Kedua bakteri tersebut bersifat selulolitik, sehingga kerbau memiliki potensi untuk mencerna kandungan serat pada pakan secara lebih optimal. Selain sebagai ternak penghasil daging, kerbau juga dapat menghasilkan susu.
Akan tetapi, peran ternak kerbau yang sangat penting bagi masyarakat tersebut sayangnya belum didukung dengan pola pemeliharaan yang baik, karena masih dilakukan secara tradisional. Sistem pemeliharaan yang masih tradisional ini kemudian menyebabkan tidak optimalnya performa produksi dan reproduksi pada kerbau.
Populasi kerbau di Indonesia cenderung mengalami penurunan selama 10 tahun terakhir.
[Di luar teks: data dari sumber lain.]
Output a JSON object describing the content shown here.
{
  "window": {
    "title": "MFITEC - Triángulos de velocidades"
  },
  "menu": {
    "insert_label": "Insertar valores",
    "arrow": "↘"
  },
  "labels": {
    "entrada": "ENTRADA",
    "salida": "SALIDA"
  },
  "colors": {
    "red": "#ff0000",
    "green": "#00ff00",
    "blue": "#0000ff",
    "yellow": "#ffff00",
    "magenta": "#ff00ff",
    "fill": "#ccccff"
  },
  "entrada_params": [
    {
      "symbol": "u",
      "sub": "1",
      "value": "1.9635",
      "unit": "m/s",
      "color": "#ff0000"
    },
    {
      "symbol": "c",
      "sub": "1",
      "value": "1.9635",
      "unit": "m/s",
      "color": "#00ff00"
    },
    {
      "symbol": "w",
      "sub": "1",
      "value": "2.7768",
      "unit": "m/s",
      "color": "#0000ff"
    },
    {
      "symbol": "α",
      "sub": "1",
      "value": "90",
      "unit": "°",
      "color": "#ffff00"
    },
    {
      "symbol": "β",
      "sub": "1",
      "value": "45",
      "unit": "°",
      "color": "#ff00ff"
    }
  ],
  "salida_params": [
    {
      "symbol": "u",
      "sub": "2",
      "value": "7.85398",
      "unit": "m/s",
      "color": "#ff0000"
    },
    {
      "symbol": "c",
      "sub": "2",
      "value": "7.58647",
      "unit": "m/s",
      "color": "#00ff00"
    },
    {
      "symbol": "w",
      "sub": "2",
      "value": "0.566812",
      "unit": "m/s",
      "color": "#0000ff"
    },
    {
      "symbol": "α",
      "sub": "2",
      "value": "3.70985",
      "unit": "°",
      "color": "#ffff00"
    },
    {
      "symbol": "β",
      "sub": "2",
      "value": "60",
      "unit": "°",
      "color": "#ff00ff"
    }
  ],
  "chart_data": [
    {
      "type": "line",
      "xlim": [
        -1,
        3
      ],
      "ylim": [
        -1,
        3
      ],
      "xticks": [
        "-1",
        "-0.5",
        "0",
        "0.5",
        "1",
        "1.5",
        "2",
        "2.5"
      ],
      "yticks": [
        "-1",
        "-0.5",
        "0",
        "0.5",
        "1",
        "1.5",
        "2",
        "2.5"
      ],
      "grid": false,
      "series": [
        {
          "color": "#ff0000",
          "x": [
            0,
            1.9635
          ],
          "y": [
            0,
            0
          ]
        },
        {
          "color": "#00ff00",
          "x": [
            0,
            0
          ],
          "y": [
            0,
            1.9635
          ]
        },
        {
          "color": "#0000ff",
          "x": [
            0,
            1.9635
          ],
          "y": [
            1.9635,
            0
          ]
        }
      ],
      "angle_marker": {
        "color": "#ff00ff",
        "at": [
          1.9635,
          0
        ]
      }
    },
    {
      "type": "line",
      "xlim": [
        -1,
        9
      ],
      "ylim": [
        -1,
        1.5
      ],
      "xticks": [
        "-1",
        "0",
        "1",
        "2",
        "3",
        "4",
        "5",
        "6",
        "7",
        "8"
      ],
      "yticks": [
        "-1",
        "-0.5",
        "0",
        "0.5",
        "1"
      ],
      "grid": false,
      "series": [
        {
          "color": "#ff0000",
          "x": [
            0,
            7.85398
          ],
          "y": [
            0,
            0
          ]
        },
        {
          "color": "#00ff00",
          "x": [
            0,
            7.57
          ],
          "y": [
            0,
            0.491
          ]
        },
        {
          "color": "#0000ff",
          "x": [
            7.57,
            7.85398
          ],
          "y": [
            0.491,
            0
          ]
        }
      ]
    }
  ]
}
Berdasarkan data Statistik Peternakan dan Kesehatan Hewan (Direktorat Jenderal Peternakan dan Kesehatan Hewan), populasi kerbau di Indonesia pada 2011 adalah 1,31 juta ekor, sedangkan pada 2020 yaitu 1,18 ekor, maka terjadi penurunan sebesar 9,92 persen.
Hingga saat ini produksi daging sapi dan kerbau dalam negeri hanya dapat berkontribusi sebesar 50,6 persen terhadap pemenuhan ketersediaan nasional, sedangkan 49,4 persen kekurangannya harus dipenuhi melalui impor. (K24)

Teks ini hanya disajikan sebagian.